Os analistas do Serviço de Monitoramento de Proteção às Redes Sociais (SMPS) da entidade rastrearam mais de 6 milhões de postagens entre 11 de junho e 30 de junho. Desse universo, 225 mil conteúdos foram encaminhados à avaliação humana. A equipe decidiu ocultar 181 mil comentários considerados de ódio, além de separar cerca de 1.000 perfis para investigação aprofundada. Mais de 100 casos rompem barreiras legais e já foram encaminhados às autoridades policiais competentes.
“Torcer com paixão é saudável; o que não cabe é transformar a rivalidade em ofensa, racismo ou xenofobia”, frisa o relatório.
Os dados revelam que 11% das mensagens abusivas carregavam teor racista, um salto de três pontos percentuais sobre o índice de 2022. O aumento ganhou destaque depois da partida Brasil x Japão, quando se multiplicaram estereótipos ofensivos contra asiáticos — como referências a “olhos puxados” — e ataques raciais contra brasileiros, incluindo o uso de termos como “macaco”. Torcedores nipo-brasileiros relataram sentir-se pressionados por ambas as frentes.
Jogos envolvendo seleções africanas também foram marcados por insultos sobre “bruxaria”, comentários depreciativos sobre características físicas e gestos racistas em arquibancadas. Adicionalmente, o relatório cita episódios de xenofobia ligados ao fluxo de visitantes nas fronteiras dos países-sede e denúncias de tratamento desigual na entrada dos estádios.

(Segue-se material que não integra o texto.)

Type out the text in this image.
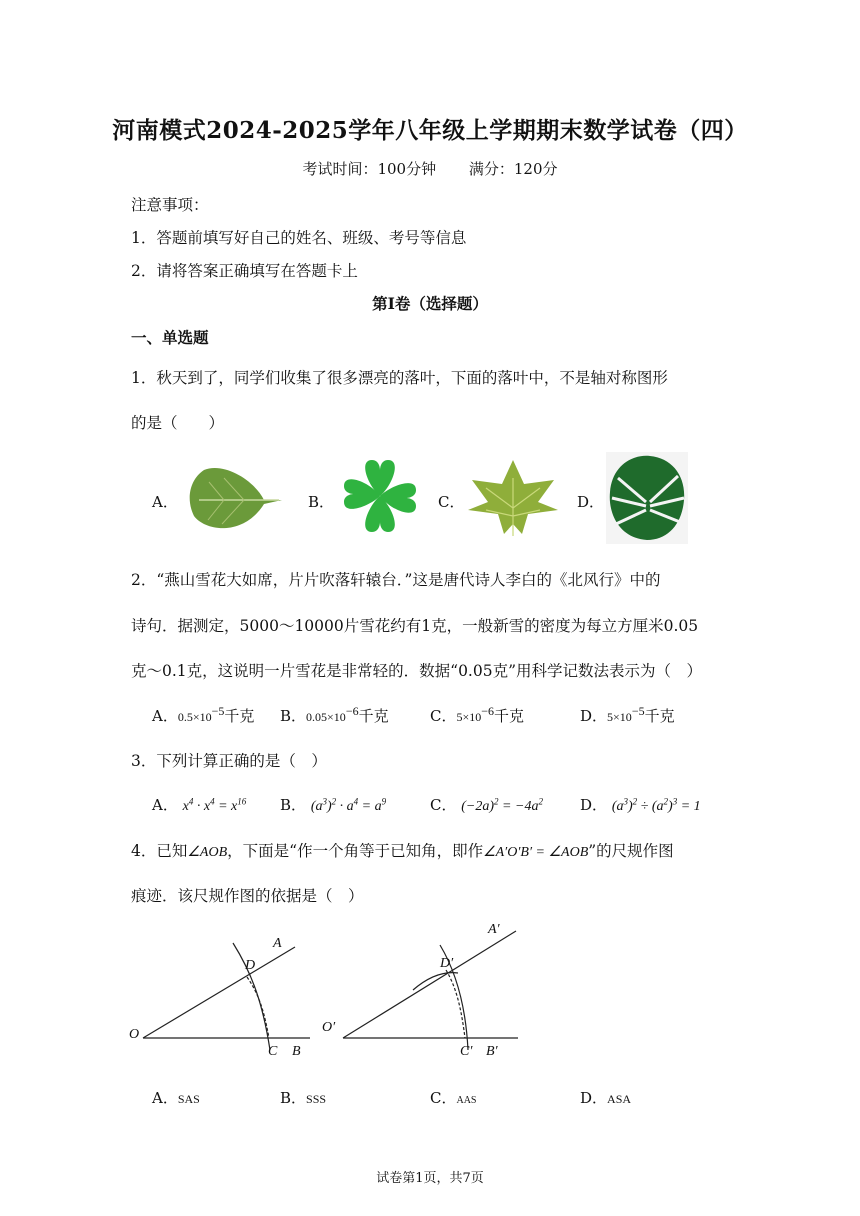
河南模式2024-2025学年八年级上学期期末数学试卷（四）
考试时间：100分钟 满分：120分
注意事项：
1．答题前填写好自己的姓名、班级、考号等信息
2．请将答案正确填写在答题卡上
第I卷（选择题）
一、单选题
1．秋天到了，同学们收集了很多漂亮的落叶，下面的落叶中，不是轴对称图形
的是（　　）
A．	B．	C．	D．
2．“燕山雪花大如席，片片吹落轩辕台．”这是唐代诗人李白的《北风行》中的
诗句．据测定，5000～10000片雪花约有1克，一般新雪的密度为每立方厘米0.05
克～0.1克，这说明一片雪花是非常轻的．数据“0.05克”用科学记数法表示为（　）
A．$0.5\times 10^{-5}$千克 B．$0.05\times 10^{-6}$千克	C．$5\times 10^{-6}$千克	D．$5\times 10^{-5}$千克
3．下列计算正确的是（　）
A． $x^4 \cdot x^4 = x^{16}$ B． $(a^3)^2 \cdot a^4 = a^9$	C． $(-2a)^2 = -4a^2$ D． $(a^3)^2 \div (a^2)^3 = 1$
4．已知∠AOB，下面是“作一个角等于已知角，即作∠A′O′B′ = ∠AOB”的尺规作图
痕迹．该尺规作图的依据是（　）
A
D
O
C B
A′
D′
O′
C′ B′
A．SAS	B．SSS	C．AAS	D．ASA
试卷第1页，共7页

A FIFA reforçou que o SMPS opera em tempo real, conectando inteligência artificial e revisão humana. O sistema identifica palavras-chave, símbolos e imagens potencialmente ofensivos, aciona moderadores e, quando necessário, envolve autoridades de segurança pública.
“Futebol é integração de culturas; a intolerância é que nos afasta”, destaca outro trecho do documento.

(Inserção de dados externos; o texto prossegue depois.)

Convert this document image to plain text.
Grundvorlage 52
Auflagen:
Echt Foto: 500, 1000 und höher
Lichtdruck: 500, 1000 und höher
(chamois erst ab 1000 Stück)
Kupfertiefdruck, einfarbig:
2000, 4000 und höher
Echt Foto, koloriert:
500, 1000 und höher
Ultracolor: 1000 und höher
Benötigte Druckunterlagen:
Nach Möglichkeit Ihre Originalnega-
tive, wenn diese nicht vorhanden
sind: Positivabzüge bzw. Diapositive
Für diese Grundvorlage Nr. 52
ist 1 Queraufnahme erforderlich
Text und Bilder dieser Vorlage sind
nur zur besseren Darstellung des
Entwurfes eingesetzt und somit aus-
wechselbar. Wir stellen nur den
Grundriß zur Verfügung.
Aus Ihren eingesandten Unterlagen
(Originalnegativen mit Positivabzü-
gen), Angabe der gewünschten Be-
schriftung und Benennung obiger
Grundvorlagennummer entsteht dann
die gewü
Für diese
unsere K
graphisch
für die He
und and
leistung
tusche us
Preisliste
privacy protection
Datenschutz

A entidade pretende ampliar as parcerias com plataformas digitais para acelerar a remoção de conteúdos nocivos e aprimorar os filtros pré-jogo, evitando que mensagens de ódio ganhem visibilidade durante transmissões ao vivo. Também estão programadas campanhas educativas com atletas, federações nacionais e influenciadores para promover o engajamento positivo.
Especialistas em segurança digital apontam que a escalada de discursos violentos coincide com a maior presença de torcedores on-line e com o crescimento de ferramentas de difusão em tempo real, como transmissões simultâneas em aplicativos de vídeo curto. Eles reforçam que ações coordenadas entre empresas de tecnologia, organizadores de eventos e autoridades policiais são decisivas para reduzir o impacto desses ataques.

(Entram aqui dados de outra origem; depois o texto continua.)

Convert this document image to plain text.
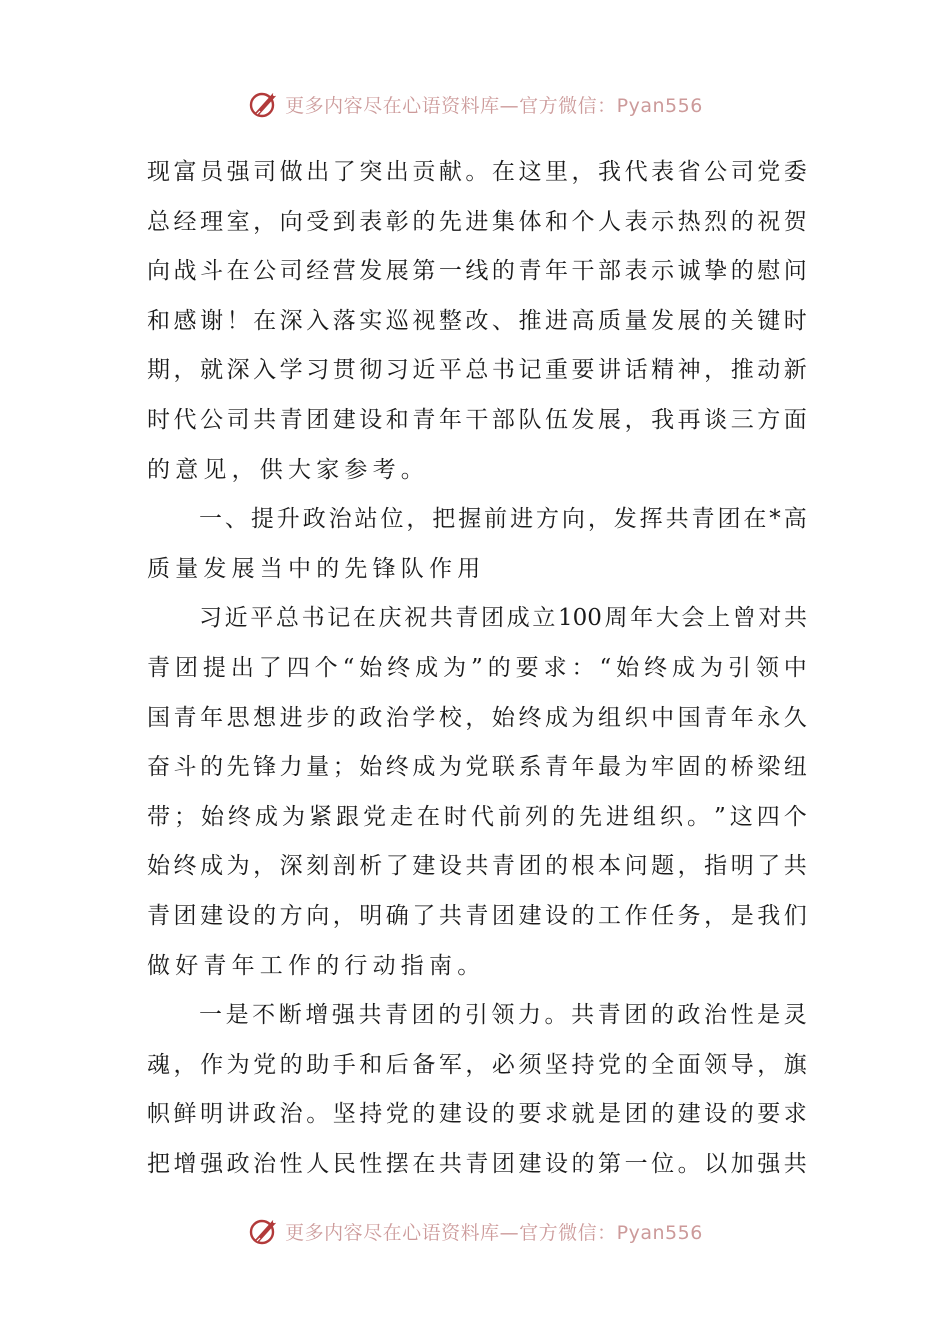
更多内容尽在心语资料库—官方微信：Pyan556
现 富 员 强 司 做 出 了 突 出 贡 献 。 在 这 里 ， 我 代 表 省 公 司 党 委
总 经 理 室 ， 向 受 到 表 彰 的 先 进 集 体 和 个 人 表 示 热 烈 的 祝 贺
向 战 斗 在 公 司 经 营 发 展 第 一 线 的 青 年 干 部 表 示 诚 挚 的 慰 问
和 感 谢 ！ 在 深 入 落 实 巡 视 整 改 、 推 进 高 质 量 发 展 的 关 键 时
期 ， 就 深 入 学 习 贯 彻 习 近 平 总 书 记 重 要 讲 话 精 神 ， 推 动 新
时 代 公 司 共 青 团 建 设 和 青 年 干 部 队 伍 发 展 ， 我 再 谈 三 方 面
的意见，供大家参考。
一 、 提 升 政 治 站 位 ， 把 握 前 进 方 向 ， 发 挥 共 青 团 在 * 高
质量发展当中的先锋队作用
习 近 平 总 书 记 在 庆 祝 共 青 团 成 立 100 周 年 大 会 上 曾 对 共
青 团 提 出 了 四 个 “ 始 终 成 为 ” 的 要 求 ： “ 始 终 成 为 引 领 中
国 青 年 思 想 进 步 的 政 治 学 校 ， 始 终 成 为 组 织 中 国 青 年 永 久
奋 斗 的 先 锋 力 量 ； 始 终 成 为 党 联 系 青 年 最 为 牢 固 的 桥 梁 纽
带 ； 始 终 成 为 紧 跟 党 走 在 时 代 前 列 的 先 进 组 织 。 ” 这 四 个
始 终 成 为 ， 深 刻 剖 析 了 建 设 共 青 团 的 根 本 问 题 ， 指 明 了 共
青 团 建 设 的 方 向 ， 明 确 了 共 青 团 建 设 的 工 作 任 务 ， 是 我 们
做好青年工作的行动指南。
一 是 不 断 增 强 共 青 团 的 引 领 力 。 共 青 团 的 政 治 性 是 灵
魂 ， 作 为 党 的 助 手 和 后 备 军 ， 必 须 坚 持 党 的 全 面 领 导 ， 旗
帜 鲜 明 讲 政 治 。 坚 持 党 的 建 设 的 要 求 就 是 团 的 建 设 的 要 求
把 增 强 政 治 性 人 民 性 摆 在 共 青 团 建 设 的 第 一 位 。 以 加 强 共
更多内容尽在心语资料库—官方微信：Pyan556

Enquanto a bola continua rolando nos gramados da Copa 2026, a expectativa é de que o monitoramento permaneça intenso. Se por um lado a paixão pelo futebol conecta diferentes nações, por outro, o discurso de ódio pode comprometer a experiência dos torcedores e a própria imagem do torneio. O recado da FIFA é claro: racismo e xenofobia não têm espaço no espetáculo esportivo.